4.
Первые дни, проведённые Хуа Чэном в доме Се, растянулись для него в странную, почти вязкую череду часов, в которых он никак не мог определить собственное место. Всё вокруг казалось чересчур упорядоченным, почти до болезненности — не потому, что ему, выросшему среди улиц и подворотен, было непривычно жить в тепле и тишине, а потому, что дом Се словно дышал не так, как дышат обычные жилища. В его стенах чувствовался особый ритм — размеренный, требовательный, выстроенный по принципу, которому, казалось, подчинялись даже тени на полу. И именно в этом ритме Хуа Чэн впервые увидел то, что долго оставалось для него скрыто: каким было детство Се Ляня — ребёнка, на чьё лицо было так легко смотреть и о ком, казалось бы, нельзя было думать иначе, кроме как о любимом сыне большого дома. Но истина оказалась иной.

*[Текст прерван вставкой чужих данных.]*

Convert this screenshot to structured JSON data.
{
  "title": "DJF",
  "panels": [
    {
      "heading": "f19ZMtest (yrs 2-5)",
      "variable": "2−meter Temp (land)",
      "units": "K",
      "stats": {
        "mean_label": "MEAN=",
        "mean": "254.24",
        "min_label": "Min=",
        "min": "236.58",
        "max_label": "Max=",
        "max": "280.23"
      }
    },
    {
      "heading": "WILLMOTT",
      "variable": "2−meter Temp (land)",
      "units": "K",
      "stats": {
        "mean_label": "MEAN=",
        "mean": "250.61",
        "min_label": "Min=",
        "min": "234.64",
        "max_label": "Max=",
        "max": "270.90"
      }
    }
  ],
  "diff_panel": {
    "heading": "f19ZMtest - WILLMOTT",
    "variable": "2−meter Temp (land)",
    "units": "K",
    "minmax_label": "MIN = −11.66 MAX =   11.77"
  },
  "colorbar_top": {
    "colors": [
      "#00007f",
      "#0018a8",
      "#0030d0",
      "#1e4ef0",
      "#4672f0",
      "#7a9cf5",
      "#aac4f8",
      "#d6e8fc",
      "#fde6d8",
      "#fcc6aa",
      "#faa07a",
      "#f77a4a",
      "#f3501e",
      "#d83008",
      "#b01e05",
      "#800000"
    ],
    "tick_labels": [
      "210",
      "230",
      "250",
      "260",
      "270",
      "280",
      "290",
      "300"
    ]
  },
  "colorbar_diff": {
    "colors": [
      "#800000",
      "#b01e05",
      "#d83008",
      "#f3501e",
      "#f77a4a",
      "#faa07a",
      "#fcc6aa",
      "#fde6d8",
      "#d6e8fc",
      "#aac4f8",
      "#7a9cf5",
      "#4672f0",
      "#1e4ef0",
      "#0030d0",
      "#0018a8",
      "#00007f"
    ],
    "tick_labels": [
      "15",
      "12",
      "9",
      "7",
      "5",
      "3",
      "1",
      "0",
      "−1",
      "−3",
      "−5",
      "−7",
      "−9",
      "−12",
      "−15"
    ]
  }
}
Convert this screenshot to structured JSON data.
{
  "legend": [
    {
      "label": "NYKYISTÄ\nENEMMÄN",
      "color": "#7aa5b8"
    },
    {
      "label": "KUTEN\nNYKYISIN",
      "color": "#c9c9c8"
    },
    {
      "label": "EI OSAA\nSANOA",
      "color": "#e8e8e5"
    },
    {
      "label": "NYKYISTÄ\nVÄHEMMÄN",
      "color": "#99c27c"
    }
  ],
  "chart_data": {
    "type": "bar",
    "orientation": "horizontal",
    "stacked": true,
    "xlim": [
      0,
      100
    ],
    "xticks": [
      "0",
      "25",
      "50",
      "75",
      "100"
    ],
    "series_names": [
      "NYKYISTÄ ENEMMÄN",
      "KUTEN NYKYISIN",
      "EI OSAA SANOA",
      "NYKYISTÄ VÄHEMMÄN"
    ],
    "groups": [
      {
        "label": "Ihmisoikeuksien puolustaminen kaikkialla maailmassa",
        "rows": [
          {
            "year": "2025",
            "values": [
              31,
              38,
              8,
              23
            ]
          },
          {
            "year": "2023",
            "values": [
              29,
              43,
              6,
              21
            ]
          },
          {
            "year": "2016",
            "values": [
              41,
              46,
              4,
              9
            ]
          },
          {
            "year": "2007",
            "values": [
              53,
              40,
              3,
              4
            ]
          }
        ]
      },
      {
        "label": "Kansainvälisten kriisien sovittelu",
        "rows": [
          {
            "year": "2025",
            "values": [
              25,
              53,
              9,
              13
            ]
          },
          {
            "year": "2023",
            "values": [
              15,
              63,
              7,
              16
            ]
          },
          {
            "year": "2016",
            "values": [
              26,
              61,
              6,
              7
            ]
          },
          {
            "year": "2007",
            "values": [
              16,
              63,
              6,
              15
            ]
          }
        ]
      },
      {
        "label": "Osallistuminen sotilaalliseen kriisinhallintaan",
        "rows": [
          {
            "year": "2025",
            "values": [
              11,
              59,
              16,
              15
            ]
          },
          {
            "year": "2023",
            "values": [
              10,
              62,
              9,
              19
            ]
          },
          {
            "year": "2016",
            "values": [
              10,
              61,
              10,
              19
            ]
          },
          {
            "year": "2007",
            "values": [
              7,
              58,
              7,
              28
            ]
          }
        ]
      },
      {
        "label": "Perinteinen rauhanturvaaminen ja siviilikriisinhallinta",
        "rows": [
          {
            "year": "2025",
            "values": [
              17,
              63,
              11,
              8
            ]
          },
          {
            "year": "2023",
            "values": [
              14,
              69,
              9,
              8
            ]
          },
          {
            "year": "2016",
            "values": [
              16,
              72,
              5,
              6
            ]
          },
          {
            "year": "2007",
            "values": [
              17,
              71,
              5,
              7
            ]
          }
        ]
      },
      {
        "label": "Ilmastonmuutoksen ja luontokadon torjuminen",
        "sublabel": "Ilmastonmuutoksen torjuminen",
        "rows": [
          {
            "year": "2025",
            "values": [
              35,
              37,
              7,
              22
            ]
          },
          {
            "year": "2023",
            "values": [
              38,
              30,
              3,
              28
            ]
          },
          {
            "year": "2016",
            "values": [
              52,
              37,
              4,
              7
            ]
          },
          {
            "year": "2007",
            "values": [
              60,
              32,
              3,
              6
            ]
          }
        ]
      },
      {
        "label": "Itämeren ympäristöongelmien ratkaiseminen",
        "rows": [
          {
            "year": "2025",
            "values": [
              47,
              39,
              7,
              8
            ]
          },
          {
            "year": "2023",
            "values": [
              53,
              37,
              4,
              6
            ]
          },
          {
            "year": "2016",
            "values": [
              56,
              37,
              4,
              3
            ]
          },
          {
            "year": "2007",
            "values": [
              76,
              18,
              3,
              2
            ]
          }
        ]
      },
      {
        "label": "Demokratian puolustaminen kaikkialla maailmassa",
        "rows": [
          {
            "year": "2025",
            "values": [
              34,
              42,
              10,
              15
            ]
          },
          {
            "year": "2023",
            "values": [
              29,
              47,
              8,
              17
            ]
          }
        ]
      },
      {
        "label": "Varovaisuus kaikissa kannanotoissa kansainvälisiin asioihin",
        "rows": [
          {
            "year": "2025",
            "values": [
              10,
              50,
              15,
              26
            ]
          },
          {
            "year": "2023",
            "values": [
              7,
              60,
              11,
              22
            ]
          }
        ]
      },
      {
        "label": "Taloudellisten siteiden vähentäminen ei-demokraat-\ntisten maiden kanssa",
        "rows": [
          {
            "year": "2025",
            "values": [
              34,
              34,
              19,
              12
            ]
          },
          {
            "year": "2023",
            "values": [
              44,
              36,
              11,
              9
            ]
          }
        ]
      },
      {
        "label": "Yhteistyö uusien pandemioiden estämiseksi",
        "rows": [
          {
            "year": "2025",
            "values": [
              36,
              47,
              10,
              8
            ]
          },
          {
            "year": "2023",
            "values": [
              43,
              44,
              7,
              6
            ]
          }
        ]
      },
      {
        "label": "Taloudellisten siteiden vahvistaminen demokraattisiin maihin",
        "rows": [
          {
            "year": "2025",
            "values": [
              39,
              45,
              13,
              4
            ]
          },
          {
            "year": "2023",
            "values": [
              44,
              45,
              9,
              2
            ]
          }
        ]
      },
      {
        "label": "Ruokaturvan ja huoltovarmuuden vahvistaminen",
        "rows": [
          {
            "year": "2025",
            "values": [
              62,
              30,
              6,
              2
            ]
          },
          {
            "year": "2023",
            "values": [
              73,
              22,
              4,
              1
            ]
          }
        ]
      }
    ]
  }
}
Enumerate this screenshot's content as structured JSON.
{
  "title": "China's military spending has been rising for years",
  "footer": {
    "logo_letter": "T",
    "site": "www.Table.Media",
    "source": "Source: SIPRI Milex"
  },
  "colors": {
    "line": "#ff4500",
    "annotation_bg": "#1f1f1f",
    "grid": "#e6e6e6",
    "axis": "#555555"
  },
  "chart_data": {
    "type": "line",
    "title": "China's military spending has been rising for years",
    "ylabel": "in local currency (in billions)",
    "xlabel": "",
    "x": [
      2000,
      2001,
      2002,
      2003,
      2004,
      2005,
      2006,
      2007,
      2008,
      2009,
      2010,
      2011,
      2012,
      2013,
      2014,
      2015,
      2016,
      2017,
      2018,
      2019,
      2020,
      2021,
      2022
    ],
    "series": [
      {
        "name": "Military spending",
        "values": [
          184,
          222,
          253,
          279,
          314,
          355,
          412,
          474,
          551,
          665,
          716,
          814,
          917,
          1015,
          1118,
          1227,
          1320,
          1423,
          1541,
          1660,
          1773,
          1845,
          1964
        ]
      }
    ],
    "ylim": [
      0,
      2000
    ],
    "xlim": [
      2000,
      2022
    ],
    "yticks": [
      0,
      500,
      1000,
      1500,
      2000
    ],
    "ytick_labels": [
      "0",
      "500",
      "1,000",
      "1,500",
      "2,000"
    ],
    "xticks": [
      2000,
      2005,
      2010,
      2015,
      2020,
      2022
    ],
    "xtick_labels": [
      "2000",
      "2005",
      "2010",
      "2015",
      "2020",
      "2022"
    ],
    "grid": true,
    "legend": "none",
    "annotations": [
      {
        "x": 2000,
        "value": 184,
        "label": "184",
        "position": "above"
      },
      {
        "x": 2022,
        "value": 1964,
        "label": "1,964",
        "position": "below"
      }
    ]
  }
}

Просыпался Лянь ещё до того, как первые лучи солнца прорезали утреннюю дымку. Лёгкие шаги служанок, почти бесшумные, как движения воды по гладкому камню, возвещали начало нового дня. Они входили в комнату мальчика с выверенной заботливостью, в которой, однако, ощущалось нечто механическое — словно эти действия давно перестали быть проявлением человеческой теплотой и превратились в ежедневную необходимость, очередную строку в длинном списке обязанностей. Хуа Чэн поначалу наблюдал за этим издалека, из дверного проёма собственного маленького помещения, где ему было велено жить. Он думал, что подобный распорядок — привилегия богатых детей, некая прихоть аристократического воспитания. Но когда один день сменился другим, а затем третьим, стало ясно: дело было вовсе не в роскоши и не в статусе.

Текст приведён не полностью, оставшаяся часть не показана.